Hathaway released one more album that year, the ambitious Extension of a Man, and then retreated from the spotlight; over the next few years, he performed only in small clubs. In 1977, Hathaway patched things up with Flack and temporarily left the hospital to record another duet, “The Closer I Get to You,” for her Blue Lights in the Basement album. The song was a smash, becoming the pair’s second R&B number one in 1978, and also climbing to number two on the pop charts.

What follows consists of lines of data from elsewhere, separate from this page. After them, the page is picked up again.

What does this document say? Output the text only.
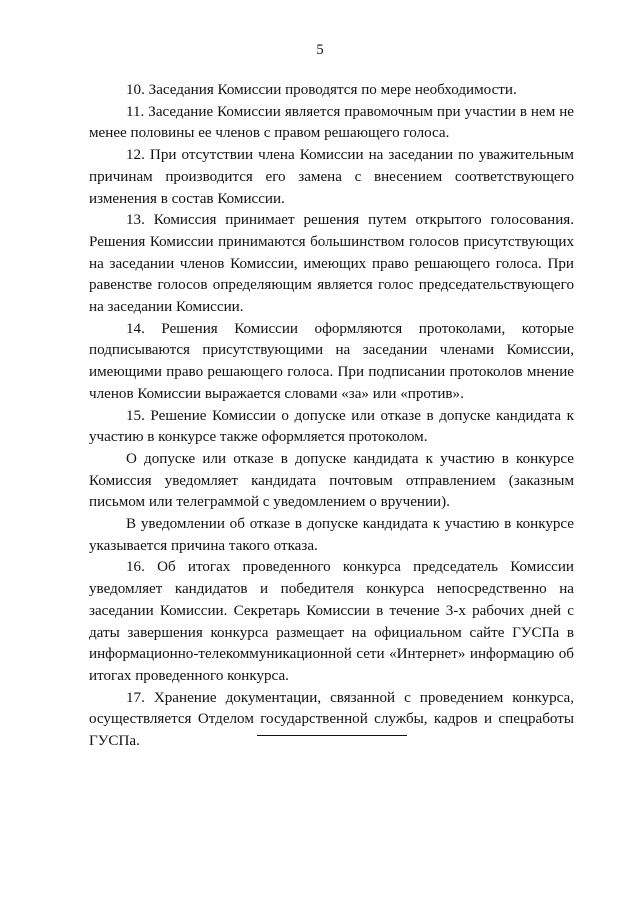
5

10. Заседания Комиссии проводятся по мере необходимости.

11. Заседание Комиссии является правомочным при участии в нем не менее половины ее членов с правом решающего голоса.

12. При отсутствии члена Комиссии на заседании по уважительным причинам производится его замена с внесением соответствующего изменения в состав Комиссии.

13. Комиссия принимает решения путем открытого голосования. Решения Комиссии принимаются большинством голосов присутствующих на заседании членов Комиссии, имеющих право решающего голоса. При равенстве голосов определяющим является голос председательствующего на заседании Комиссии.

14. Решения Комиссии оформляются протоколами, которые подписываются присутствующими на заседании членами Комиссии, имеющими право решающего голоса. При подписании протоколов мнение членов Комиссии выражается словами «за» или «против».

15. Решение Комиссии о допуске или отказе в допуске кандидата к участию в конкурсе также оформляется протоколом.

О допуске или отказе в допуске кандидата к участию в конкурсе Комиссия уведомляет кандидата почтовым отправлением (заказным письмом или телеграммой с уведомлением о вручении).

В уведомлении об отказе в допуске кандидата к участию в конкурсе указывается причина такого отказа.

16. Об итогах проведенного конкурса председатель Комиссии уведомляет кандидатов и победителя конкурса непосредственно на заседании Комиссии. Секретарь Комиссии в течение 3-х рабочих дней с даты завершения конкурса размещает на официальном сайте ГУСПа в информационно-телекоммуникационной сети «Интернет» информацию об итогах проведенного конкурса.

17. Хранение документации, связанной с проведением конкурса, осуществляется Отделом государственной службы, кадров и спецработы ГУСПа.
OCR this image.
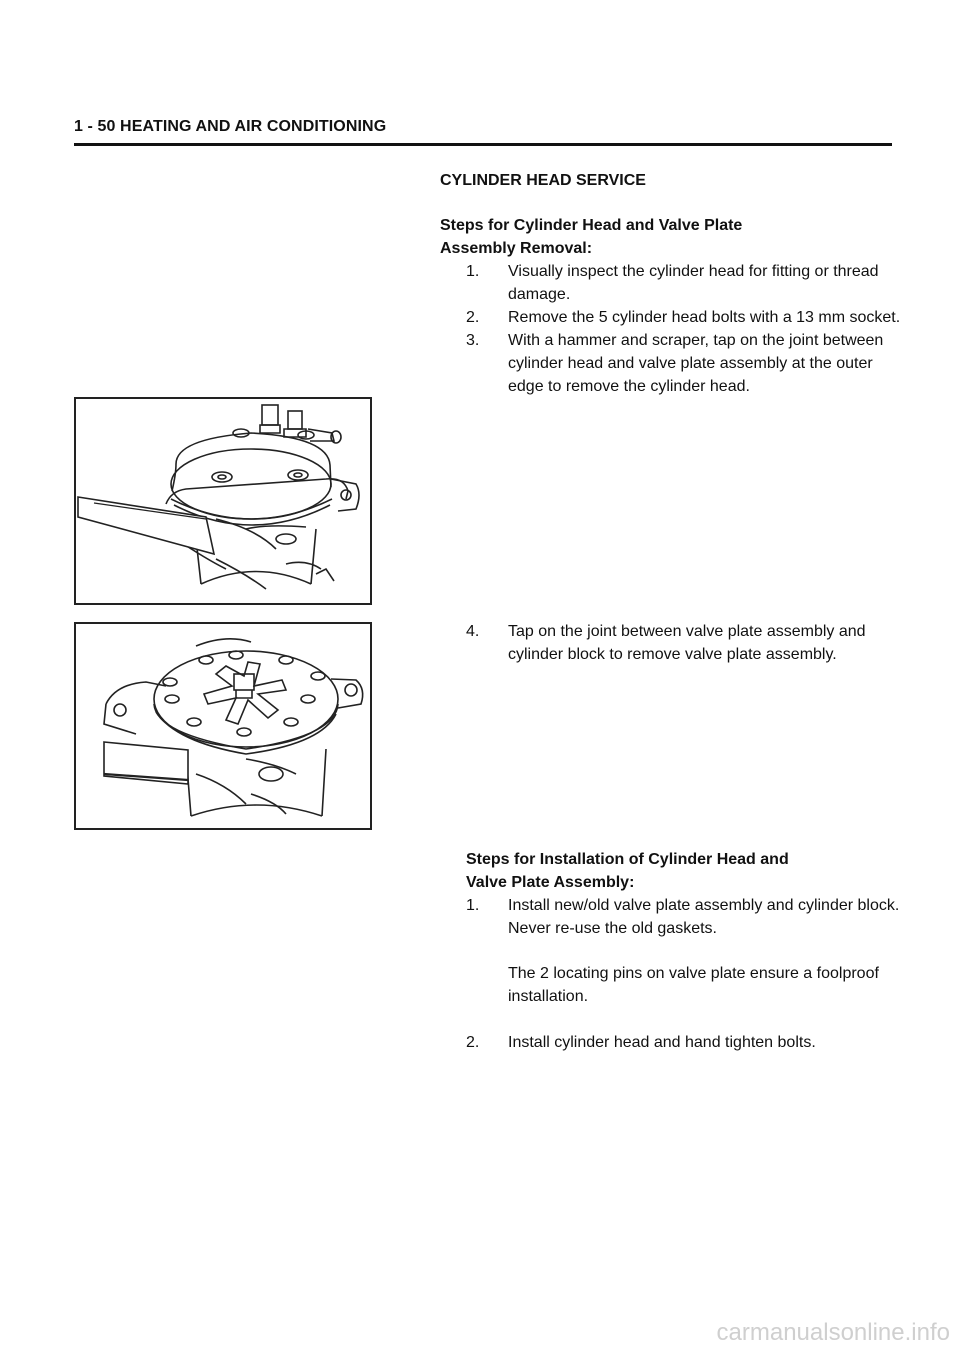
1 - 50 HEATING AND AIR CONDITIONING
CYLINDER HEAD SERVICE
Steps for Cylinder Head and Valve Plate
Assembly Removal:
1.	Visually inspect the cylinder head for fitting or thread
damage.
2.	Remove the 5 cylinder head bolts with a 13 mm socket.
3.	With a hammer and scraper, tap on the joint between
cylinder head and valve plate assembly at the outer
edge to remove the cylinder head.
4.	Tap on the joint between valve plate assembly and
cylinder block to remove valve plate assembly.
Steps for Installation of Cylinder Head and
Valve Plate Assembly:
1.	Install new/old valve plate assembly and cylinder block.
Never re-use the old gaskets.
The 2 locating pins on valve plate ensure a foolproof
installation.
2.	Install cylinder head and hand tighten bolts.
carmanualsonline.info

Sessions for a second album of duets were underway when, on January 13, 1979, Hathaway was found dead on the sidewalk below the 15th-floor window of his room in New York’s Essex House. The glass had been neatly removed from the window, and there were no signs of struggle, leading investigators to rule Hathaway’s death a suicide; his friends were mystified, considering that his career had just started to pick up again, and Flack was devastated. Roberta Flack Featuring Donny Hathaway was released in 1980, and both of the completed duets — “Back Together Again” and “You Are My Heaven” — became posthumous hits.

Donny Hathaway died in 1979, but his warm, suave soul has never been more influential. He’s been name-checked in songs by Amy Winehouse, Nas, Common and Fall Out Boy (the new “What a Catch, Donnie”), and Justin Timberlake calls “(Another Song) All Over Again,” from FutureSex/LoveSounds, “my homage to Donny Hathaway.” It’s easy to hear why Hathaway still appeals to modern-pop and neo-soul singers alike. He was equally comfortable with smooth ballads (“The Closer I Get to You”) and rolling funk (“The Ghetto”). He was a master of melisma (while never overdoing it), and his smoky voice wrapped superbly around his female duet partners, most notably Roberta Flack. No wonder Timberlake calls him “the best singer of all time.” Rolling Stone Magazine declared him the 49th best singer ever, right behind Buddy Holly and before Bonnie Raitt. Not sure what that means but he was impressive nevertheless.

He was 33 years, 3 months and 12 days old when he died on 13 January 1979 jumping out of the window on the 15th floor.